My background is in electronics and programming. I am a self-taught developer. But even before I wrote software, I was taking apart computers and electronics to figure out how things worked. I would repair broken appliances and electronics. Basically anything that I thought I might be able to fix.
Automated the Things
Automation is a big field these days. With the availability of cheap electronics and parts, and the emergence of Arduino, ESP32, and Raspberry Pi, more people than ever are starting to build custom automations to make their lives easier.
The first thing I tried was searching YouTube for watering projects like this one. Doing that search will return results with some kind of single microcontroller connected with a moisture meter. And it worked. But usually it would let you know that the plant was dry and needed to be water. Projects would do this with a variety of means. A red LED would light up. Or it would yell at you when you walked by saying, "Water me!"
I saw irrigation projects where people would water their indoor seedlings a certain amount everyday at the same time.
But I wanted something beyond both of those things.
The plants I have, all of them have different watering requirements. They might be in different sized pots and therefore require more water. Some need to dry out between watering. Some need to be kept evenly damp.
I also didn't want the system to require being plugged into a wall for every plant. That was a dealbreaker. I did want the possibility of the reader being wireless. That would allow the plant to be anywhere as long as the water could be connected to it.
Sample Videos from Research
Formulating the Plan
My idea was basically like a lawn irrigation system with each "station" being a valve tied to a plant and the controller being the where the water source was connected.
This would allow the use of a single water source like a vase, a big 5 gallon bucket, or whatever you needed that would then be used to water all of the plants on that station.
The more I thought it through, the more excited I got. I could see so many different use cases and add-ons that would make the system as custom as I needed.

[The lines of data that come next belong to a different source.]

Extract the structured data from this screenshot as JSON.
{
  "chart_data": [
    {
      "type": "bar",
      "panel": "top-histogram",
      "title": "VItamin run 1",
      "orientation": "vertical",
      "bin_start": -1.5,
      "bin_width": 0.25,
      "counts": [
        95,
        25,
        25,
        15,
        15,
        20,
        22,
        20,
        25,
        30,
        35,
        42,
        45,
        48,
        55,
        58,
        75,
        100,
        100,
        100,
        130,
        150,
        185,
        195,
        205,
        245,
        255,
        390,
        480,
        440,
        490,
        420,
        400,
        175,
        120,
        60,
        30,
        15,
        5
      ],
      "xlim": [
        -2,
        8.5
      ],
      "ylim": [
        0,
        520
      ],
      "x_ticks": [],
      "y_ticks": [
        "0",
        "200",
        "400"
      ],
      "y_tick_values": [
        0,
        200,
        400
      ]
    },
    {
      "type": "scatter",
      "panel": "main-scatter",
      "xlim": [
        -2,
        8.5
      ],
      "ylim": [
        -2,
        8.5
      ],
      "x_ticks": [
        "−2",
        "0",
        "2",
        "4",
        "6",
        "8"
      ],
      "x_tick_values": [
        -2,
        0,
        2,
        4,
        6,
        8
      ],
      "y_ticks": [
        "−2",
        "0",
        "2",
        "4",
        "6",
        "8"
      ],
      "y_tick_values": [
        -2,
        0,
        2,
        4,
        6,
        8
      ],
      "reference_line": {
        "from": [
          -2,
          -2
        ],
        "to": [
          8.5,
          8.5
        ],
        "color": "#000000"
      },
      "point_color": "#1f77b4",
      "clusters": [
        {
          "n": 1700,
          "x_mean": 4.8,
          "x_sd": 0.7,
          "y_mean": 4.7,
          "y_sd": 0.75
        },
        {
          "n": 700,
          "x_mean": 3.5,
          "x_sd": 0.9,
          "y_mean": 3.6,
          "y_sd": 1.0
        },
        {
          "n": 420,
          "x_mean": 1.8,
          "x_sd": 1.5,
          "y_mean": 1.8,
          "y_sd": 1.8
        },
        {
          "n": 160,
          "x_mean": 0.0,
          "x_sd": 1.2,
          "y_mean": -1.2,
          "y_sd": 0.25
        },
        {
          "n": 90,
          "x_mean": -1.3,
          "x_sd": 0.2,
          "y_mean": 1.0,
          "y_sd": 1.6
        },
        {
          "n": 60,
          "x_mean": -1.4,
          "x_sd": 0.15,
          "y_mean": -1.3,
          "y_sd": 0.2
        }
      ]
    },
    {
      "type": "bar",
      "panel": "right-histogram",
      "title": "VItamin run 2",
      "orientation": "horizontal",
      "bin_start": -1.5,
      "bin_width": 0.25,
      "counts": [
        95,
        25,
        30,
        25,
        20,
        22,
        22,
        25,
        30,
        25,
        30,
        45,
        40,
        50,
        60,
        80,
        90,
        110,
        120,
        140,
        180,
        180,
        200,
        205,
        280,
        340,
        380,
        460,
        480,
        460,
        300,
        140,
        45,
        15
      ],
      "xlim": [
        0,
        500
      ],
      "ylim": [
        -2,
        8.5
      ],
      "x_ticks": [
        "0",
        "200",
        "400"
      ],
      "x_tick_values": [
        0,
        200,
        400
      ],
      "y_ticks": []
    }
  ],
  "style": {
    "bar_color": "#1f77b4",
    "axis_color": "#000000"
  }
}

Funny enough, I worked on the details in my head and did my research over the course of 2021 but I didn't really start working on it until early 2022 when I actually came down with COVID for the first time. In between sleeping for hours at a time I would take 30 minutes to setup a circuit and learn to program my Arduino device. I ended up with a simple working device that would water my plant when the moisture sensor hit a certain reading.
Once I had a working theory, I would need to formalize the plan. But this was my starting point. And it would feed the rest of my design, development, and planning.